The size of the station determines the number of street level entries and limits the total capacity of the station. The connected stations and the hub stations will play a major role in the future of the smart cities. In this case we are talking about multi modal nodes.
Ordinary stations are the majority. They cover most of the needs of the people.The small station near your home, or the station where you get off to go to the market. An ordinary station has a few street level entries. The real minor stations have a single entry. Most of the time, ordinary stations have two entries, each corresponding to one end of the subway level platform. Recently, new standards require the station to have two regular entries plus one or two special entries (elevators).
From a historical point of view, most subway networks have started with one line having only ordinary stations. Normally, the forks or line splits do not require special entry infrastructures. In the example above, the green line is the oldest subway line in town. Most of the stations on the green line are ordinary.
Connected stations can have up to 3 different lines. More than that and the size of the station increases substantially, because of the depth limitations of the subway. To my knowledge, there are no subway stations with four stacked levels of subway tunnels. suburban trains circulating at bigger depths are not included here.
From a historical point of view, when a second line is added to the network, there is one station where the two lines connect. In some cases, two lines may share several stations. In some cases, a network can have two semi-circular lines that meet at both of their ends.
The best example of lines with connected stations is in Paris, where lines 8 and 9 share several stations.
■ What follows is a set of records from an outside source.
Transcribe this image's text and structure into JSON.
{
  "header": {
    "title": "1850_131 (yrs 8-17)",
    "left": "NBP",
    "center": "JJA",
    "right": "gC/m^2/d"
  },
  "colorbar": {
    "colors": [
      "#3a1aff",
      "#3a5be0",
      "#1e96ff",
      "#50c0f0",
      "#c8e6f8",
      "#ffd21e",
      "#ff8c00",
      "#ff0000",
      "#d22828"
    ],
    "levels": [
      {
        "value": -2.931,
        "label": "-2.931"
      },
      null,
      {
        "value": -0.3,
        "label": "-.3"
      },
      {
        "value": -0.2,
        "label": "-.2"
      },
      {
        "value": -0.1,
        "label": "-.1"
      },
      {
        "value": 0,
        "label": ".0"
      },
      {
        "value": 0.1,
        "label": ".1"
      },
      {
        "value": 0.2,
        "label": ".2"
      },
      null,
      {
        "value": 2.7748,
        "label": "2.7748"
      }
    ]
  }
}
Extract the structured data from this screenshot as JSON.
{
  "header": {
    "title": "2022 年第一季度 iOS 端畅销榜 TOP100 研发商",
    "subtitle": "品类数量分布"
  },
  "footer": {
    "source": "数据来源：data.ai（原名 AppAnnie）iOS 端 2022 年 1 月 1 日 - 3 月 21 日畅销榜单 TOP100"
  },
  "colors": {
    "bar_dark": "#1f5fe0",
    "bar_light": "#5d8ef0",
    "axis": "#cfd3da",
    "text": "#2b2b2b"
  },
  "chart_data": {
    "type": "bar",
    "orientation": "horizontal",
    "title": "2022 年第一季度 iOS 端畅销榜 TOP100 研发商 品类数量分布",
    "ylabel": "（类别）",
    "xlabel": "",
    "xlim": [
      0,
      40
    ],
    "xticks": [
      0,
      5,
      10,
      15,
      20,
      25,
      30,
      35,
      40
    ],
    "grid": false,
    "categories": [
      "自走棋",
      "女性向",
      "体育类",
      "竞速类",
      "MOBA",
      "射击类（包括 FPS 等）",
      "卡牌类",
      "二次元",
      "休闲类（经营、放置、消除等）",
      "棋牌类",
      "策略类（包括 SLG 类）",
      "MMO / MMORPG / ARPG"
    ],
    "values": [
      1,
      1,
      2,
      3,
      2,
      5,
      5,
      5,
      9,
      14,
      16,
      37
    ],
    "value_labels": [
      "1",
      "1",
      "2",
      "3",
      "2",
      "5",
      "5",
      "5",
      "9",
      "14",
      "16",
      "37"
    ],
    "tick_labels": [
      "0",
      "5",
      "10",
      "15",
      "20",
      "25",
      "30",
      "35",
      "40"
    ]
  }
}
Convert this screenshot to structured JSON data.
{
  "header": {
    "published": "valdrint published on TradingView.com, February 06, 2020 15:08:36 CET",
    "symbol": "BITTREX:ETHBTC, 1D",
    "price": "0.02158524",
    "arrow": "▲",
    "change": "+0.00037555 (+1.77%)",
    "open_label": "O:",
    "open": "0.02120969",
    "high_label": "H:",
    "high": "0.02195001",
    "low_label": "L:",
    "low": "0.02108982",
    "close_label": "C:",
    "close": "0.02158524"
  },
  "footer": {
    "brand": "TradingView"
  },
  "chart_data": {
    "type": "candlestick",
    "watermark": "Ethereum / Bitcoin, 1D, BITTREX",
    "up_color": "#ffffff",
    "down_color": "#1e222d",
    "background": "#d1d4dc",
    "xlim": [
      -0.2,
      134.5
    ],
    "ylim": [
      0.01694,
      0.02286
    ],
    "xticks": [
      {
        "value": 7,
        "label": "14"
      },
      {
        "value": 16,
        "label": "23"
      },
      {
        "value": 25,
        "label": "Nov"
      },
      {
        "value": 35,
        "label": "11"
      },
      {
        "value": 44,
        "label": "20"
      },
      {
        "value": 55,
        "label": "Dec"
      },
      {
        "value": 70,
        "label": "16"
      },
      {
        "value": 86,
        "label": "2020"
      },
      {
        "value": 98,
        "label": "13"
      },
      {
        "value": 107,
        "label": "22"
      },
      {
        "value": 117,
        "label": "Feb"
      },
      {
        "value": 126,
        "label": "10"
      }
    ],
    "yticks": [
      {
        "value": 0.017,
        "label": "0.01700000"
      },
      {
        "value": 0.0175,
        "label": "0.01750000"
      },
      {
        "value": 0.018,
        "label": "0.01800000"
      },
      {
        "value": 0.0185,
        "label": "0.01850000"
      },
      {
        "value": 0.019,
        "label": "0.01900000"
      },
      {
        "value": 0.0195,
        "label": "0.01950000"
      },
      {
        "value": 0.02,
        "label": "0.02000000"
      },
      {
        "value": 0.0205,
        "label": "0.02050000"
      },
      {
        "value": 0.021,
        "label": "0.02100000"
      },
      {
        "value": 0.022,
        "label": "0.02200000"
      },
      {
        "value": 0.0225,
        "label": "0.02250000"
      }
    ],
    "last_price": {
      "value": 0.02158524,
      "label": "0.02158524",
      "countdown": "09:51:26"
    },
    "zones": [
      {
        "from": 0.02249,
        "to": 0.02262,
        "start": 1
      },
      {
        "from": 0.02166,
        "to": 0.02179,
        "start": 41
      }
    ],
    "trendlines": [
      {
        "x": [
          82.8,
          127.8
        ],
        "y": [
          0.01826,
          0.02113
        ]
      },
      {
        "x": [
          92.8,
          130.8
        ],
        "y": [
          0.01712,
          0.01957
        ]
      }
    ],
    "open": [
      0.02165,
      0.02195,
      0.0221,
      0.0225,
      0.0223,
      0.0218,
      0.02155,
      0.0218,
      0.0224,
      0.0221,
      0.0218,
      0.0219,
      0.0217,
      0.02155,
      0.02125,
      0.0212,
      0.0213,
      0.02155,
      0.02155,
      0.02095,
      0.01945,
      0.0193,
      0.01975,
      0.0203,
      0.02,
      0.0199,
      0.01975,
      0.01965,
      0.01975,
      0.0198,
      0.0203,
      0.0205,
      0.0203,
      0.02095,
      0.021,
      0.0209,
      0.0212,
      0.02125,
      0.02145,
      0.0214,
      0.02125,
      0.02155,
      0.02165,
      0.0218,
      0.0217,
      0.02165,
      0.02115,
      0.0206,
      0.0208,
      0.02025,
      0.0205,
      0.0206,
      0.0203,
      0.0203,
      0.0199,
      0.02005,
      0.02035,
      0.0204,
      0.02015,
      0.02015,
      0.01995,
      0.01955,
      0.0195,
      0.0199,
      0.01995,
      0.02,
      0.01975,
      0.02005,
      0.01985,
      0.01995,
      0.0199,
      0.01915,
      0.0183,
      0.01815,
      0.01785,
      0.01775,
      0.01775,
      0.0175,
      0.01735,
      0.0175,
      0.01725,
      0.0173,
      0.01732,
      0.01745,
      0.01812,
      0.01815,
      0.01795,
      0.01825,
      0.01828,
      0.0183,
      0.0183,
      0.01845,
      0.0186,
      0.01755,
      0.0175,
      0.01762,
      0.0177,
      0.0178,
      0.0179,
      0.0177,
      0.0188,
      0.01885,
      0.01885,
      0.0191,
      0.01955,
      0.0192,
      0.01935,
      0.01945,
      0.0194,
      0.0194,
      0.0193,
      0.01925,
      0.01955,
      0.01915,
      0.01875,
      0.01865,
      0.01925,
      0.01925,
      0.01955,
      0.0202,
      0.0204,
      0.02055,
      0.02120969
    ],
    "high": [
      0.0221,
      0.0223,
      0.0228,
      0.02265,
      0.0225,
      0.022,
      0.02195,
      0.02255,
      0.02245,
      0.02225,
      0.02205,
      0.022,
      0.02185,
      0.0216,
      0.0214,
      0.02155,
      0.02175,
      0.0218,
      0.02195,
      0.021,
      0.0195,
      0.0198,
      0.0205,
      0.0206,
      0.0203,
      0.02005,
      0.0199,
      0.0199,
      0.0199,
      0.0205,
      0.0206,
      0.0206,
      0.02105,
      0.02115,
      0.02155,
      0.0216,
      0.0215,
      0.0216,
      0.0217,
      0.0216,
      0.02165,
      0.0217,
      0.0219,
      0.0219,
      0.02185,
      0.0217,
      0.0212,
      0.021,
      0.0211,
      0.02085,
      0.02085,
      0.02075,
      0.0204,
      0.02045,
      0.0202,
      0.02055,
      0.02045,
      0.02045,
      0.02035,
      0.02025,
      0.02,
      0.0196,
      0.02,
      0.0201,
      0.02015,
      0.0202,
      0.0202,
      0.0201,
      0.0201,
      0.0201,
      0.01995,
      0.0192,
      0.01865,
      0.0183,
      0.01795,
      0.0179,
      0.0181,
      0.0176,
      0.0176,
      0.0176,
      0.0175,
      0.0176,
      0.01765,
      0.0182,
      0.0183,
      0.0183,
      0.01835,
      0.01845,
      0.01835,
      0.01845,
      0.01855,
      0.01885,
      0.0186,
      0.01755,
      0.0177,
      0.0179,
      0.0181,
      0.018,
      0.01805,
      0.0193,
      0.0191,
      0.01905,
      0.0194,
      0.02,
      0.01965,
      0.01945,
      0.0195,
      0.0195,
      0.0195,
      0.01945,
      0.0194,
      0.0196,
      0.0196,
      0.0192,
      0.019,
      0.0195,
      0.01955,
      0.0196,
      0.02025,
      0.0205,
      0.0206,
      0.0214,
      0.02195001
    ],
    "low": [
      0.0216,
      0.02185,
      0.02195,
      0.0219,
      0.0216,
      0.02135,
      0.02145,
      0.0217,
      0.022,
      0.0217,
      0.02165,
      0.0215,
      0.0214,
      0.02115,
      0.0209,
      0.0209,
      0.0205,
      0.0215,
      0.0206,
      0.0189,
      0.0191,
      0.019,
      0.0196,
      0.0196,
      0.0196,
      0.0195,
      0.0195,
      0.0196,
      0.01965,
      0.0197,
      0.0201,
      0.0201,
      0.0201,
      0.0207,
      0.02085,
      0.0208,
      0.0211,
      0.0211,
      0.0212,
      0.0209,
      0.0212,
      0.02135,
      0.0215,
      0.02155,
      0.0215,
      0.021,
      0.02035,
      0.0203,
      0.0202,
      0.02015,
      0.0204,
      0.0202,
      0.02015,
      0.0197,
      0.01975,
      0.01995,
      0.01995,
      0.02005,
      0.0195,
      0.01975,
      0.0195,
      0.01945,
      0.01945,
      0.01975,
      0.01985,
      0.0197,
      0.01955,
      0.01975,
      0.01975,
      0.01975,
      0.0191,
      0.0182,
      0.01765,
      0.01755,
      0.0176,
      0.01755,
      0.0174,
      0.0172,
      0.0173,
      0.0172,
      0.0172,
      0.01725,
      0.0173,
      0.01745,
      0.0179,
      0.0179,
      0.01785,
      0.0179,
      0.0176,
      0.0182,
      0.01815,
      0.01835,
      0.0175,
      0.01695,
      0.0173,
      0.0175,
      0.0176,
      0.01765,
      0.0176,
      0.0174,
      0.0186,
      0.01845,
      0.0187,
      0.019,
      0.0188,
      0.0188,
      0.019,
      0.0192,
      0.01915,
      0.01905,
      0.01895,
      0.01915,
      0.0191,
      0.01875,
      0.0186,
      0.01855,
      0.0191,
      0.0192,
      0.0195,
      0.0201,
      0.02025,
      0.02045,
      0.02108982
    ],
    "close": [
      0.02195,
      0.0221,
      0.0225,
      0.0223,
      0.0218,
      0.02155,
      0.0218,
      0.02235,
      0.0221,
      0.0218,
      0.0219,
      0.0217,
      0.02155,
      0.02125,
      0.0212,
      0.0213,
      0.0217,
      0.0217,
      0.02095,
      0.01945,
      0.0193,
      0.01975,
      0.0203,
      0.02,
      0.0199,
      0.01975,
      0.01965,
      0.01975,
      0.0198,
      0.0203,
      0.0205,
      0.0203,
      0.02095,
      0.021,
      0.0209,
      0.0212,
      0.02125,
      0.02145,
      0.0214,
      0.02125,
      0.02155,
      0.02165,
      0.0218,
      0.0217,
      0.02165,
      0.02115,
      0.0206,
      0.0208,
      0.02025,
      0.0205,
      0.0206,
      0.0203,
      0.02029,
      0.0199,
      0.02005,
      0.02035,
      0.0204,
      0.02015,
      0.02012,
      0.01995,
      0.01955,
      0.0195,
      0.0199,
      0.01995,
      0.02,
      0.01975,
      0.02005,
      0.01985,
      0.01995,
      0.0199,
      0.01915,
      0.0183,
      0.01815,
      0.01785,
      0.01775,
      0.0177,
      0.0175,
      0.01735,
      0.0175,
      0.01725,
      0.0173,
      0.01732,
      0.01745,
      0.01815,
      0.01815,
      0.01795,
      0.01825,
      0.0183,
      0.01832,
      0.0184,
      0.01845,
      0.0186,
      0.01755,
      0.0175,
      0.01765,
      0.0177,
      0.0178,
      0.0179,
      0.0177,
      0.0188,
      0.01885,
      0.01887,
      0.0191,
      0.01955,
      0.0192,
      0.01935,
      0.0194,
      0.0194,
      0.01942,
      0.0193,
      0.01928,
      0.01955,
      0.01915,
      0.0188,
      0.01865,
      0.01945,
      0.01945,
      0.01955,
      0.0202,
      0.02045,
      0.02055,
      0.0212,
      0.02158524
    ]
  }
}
In our example, the green line and the eggplant line connect in two places.
Major stations or hubs are important parts of the transportation network, where many subway lines can intersect. The station can harbor railway stations or suburban train stations. These are very important stations. In most of the cases the hubs connect subway lines with railway lines. Historically, every city developed a hub station at the central railway station. In our case, we see that there is a hub where the red and the eggplant line meet the two brown railway lines.